Il y a quarante ans, le monde médical repérait les premiers cas de sida. Mais d’où venait le virus ? Il a fallu attendre la fin des années 2010 pour clore l’enquête sur l’origine de la pandémie.

Le 5 juin 1981, des cliniciens de la côte ouest américaine rapportaient, dans le Morbidity and Mortality Weekly Report des Centres américains pour le contrôle et la prévention des maladies, plusieurs cas de pathologies « opportunistes » chez de jeunes hommes homosexuels. Ce terme désigne des maladies sévères que l’on ne rencontre habituellement que chez des personnes dont le système immunitaire est déficient. Ils venaient de découvrir ce qui, un an plus tard, serait appelé « sida » – acronyme de syndrome d’immunodéficience acquise.

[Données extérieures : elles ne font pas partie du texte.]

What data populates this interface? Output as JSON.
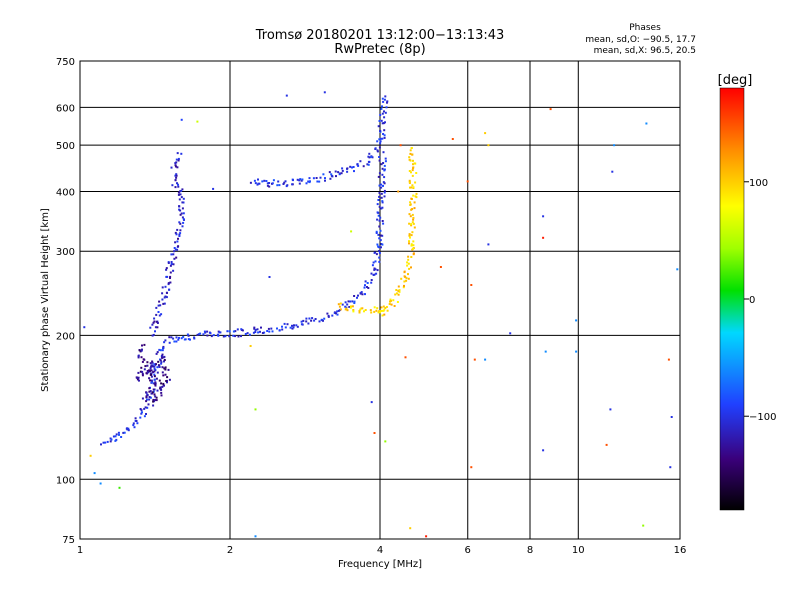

Aujourd’hui, plusieurs dizaines de millions de personnes dans le monde sont porteuses du virus du sida (VIH, pour virus de l’immunodéficience humaine) – près de 40 millions en 2017, selon l’Organisation mondiale de la santé (OMS). On estime aussi que 40 millions de personnes sont mortes de cette pathologie depuis le début de la pandémie. Sans traitement adapté, les chances de survie au-delà de dix ans après la contamination sont infimes. D’où vient ce virus ? Pourquoi une telle émergence au xx siècle ? Dès le début de l’épidémie, médecins et biologistes ont tenté de répondre à ces questions. Peu à peu, ils ont remonté la piste de l’origine de cette maladie et, aujourd’hui, grâce aux nombreux travaux réalisés, un scénario clair émerge. À l’heure où l’enquête sur l’origine de la pandémie de Covid-19 n’en est qu’à ses débuts, l’histoire de cette investigation se révèle riche d’enseignements.